Griffen has long argued that his judicial role does not negate his responsibility to speak prophetically as a pastor, often leading to clashes with political opponents.
As a member of the Arkansas Court of Appeals appointed in 1996, Griffen clashed with the Arkansas Judicial Discipline and Disability Commission over comments in 2002 criticizing the racial diversity practices at the University of Arkansas.
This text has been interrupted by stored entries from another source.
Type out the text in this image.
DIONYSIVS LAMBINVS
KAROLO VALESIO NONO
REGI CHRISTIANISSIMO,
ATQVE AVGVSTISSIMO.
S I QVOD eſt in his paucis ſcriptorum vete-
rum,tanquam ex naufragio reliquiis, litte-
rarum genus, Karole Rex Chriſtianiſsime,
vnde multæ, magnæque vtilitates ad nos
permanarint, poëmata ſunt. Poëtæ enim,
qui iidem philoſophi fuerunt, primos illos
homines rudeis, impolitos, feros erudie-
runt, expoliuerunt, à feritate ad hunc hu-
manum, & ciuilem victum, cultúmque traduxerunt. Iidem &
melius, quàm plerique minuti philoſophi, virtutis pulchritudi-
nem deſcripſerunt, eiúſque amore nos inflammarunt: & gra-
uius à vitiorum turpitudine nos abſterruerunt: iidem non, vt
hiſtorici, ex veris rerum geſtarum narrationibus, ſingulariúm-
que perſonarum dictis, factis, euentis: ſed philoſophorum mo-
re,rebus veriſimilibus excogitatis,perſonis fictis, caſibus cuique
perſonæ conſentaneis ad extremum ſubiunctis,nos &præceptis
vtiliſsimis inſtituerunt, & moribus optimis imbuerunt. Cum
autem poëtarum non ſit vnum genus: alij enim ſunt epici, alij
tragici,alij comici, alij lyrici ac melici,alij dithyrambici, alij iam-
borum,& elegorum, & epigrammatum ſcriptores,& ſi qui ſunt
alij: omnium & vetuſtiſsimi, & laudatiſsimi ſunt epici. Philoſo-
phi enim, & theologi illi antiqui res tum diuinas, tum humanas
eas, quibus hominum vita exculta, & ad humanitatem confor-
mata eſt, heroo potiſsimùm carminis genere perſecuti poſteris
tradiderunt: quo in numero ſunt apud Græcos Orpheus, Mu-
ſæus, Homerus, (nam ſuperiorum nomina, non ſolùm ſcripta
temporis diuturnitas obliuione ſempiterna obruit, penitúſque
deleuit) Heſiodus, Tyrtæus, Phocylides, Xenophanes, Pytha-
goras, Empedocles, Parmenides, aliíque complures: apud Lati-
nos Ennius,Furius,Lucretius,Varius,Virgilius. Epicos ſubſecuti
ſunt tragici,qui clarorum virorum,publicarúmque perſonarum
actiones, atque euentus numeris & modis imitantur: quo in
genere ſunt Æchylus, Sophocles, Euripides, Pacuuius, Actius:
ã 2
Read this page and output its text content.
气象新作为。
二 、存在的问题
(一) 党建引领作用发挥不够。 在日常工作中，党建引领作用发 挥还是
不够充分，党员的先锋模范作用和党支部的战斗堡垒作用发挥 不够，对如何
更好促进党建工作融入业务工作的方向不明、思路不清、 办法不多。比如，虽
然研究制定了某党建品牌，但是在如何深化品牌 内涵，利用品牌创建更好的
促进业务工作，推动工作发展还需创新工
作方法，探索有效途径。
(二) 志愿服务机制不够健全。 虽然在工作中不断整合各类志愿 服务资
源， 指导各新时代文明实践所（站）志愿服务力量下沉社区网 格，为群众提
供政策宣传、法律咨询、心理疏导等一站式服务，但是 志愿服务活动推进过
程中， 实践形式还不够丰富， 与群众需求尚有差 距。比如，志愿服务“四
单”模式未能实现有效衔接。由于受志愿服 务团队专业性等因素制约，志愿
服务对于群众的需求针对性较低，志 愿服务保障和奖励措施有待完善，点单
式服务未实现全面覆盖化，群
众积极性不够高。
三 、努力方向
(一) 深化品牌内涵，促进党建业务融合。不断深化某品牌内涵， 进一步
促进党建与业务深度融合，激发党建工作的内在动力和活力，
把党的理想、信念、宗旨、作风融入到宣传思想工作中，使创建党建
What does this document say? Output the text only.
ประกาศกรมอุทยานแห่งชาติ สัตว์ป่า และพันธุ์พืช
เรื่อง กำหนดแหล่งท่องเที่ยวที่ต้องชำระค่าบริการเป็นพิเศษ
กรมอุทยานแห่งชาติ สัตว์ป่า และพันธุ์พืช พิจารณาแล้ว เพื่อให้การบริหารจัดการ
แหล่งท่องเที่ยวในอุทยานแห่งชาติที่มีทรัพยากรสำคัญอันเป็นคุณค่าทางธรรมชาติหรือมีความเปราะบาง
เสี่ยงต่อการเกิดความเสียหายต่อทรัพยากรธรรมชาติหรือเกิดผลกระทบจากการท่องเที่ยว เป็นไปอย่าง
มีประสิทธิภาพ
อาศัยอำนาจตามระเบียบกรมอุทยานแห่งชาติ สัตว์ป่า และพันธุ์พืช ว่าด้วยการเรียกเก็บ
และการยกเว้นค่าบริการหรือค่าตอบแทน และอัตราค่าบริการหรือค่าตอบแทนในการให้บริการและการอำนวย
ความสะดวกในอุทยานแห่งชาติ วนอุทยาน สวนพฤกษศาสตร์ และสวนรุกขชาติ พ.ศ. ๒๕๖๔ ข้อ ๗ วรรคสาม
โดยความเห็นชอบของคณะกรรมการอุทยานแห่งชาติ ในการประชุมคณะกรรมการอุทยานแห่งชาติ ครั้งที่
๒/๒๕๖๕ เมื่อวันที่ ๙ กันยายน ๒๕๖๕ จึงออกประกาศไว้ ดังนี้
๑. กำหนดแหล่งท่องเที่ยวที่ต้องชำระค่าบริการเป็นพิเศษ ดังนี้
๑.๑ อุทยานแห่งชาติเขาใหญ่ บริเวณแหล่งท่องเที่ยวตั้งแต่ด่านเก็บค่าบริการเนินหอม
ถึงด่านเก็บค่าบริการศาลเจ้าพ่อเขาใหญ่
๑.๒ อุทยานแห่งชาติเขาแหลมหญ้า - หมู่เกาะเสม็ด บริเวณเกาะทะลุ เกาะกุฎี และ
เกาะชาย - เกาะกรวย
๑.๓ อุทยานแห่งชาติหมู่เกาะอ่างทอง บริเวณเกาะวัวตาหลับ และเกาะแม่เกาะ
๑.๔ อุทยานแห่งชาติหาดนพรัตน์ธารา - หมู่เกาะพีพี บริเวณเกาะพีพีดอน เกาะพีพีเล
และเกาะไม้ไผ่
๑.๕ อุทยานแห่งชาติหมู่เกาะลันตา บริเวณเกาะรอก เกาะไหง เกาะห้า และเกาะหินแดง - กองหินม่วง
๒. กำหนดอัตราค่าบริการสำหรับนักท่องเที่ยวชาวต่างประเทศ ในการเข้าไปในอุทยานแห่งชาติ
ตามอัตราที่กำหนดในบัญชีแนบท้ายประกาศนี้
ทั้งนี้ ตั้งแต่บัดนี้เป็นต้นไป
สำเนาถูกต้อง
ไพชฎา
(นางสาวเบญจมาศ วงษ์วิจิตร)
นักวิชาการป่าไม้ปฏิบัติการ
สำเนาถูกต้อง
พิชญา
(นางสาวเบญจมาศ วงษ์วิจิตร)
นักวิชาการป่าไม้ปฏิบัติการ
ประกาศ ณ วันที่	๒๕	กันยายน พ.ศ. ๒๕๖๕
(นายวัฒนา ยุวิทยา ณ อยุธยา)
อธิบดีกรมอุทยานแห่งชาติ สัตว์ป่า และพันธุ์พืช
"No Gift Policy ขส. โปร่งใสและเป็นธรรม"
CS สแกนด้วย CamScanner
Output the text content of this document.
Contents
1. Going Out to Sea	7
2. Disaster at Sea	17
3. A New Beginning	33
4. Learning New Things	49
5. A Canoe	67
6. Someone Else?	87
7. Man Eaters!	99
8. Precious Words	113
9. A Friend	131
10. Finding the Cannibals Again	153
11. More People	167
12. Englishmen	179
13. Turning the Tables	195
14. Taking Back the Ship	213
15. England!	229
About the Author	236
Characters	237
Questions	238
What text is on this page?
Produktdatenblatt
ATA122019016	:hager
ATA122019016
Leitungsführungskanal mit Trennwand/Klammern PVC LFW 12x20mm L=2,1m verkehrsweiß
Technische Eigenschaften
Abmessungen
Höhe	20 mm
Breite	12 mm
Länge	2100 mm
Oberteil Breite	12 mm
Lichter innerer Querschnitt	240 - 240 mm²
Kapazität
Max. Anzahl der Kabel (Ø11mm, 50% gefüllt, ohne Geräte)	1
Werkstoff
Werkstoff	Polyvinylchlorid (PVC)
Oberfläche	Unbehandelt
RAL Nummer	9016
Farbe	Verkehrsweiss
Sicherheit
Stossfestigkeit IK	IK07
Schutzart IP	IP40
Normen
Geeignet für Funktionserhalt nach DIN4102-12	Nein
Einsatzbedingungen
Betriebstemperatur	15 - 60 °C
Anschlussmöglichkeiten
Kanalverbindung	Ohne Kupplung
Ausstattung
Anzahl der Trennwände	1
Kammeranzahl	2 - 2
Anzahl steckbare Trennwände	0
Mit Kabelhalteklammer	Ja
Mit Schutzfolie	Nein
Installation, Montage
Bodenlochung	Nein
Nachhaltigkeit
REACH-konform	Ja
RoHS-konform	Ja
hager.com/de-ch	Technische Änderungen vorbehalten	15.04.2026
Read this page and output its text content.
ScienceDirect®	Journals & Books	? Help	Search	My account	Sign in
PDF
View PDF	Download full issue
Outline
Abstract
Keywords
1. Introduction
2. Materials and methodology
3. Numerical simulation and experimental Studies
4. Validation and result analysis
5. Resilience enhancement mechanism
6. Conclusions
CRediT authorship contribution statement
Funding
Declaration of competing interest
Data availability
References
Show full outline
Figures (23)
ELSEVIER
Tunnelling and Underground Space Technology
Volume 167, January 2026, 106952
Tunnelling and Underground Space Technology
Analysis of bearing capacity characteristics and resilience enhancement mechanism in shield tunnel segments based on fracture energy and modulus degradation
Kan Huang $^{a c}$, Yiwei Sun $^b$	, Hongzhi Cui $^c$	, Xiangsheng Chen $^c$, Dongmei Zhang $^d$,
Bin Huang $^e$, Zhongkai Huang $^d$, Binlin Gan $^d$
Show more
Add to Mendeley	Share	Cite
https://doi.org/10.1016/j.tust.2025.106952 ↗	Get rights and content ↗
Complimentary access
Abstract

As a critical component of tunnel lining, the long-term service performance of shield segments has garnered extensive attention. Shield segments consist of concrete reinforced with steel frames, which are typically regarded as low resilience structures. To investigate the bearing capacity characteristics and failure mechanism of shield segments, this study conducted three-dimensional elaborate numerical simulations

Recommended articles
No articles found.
The ethics panel eventually dropped its case against Griffen, but he was voted out of office in 2008. In 2010, he was elected as circuit judge for the Fifth Division in Arkansas and reelected in 2016.
Recently he opposed a proposal to increase public funding of the Little Rock School District, protesting a 2015 takeover by the Arkansas Board of Education after the dissolution of a majority-black school board elected by voters. —Baptist News Global
FOLLOWING UP (Updated October 5, 2018): A government commission in Arkansas found probable cause that six members of the state’s supreme court violated judicial ethics when they disciplined Griffen for participating in a death penalty protest.
“Judge Griffen was never given notice of, and the opportunity to be heard on, the Supreme Court’s ultimate action—the removal of Judge Griffen from all death penalty and execution protocol cases pending and in the future,” wrote J. Brett Standridge, special counsel for the Judicial Discipline and Disability Commission, in a statement September 20. “In acting on such matters involving judges, it is important to consider the well-established case law that judges are presumed to be impartial and unbiased and presumptively will act with honesty and integrity in adjudicating cases.”
The case in question related to a company declaring that the Arkansas Department of Corrections had purchased a pharmaceutical product from the distributor under false pretenses and wanting a temporary restraining order to block the state from using it as an execution drug.
“In a process separate from the ethics complaints, the 8th U.S. Circuit Court of Appeals recently dismissed a lawsuit by Griffen accusing the Arkansas Supreme Court of violating his civil rights,” Baptist News Global reported. “Griffen’s attorney has said he plans to appeal to the U.S. Supreme Court.”
Versions of this article appear in the May 24, 2017, and October 24, 2018, print edition under the title “People: Wendell Griffen” and Following Up.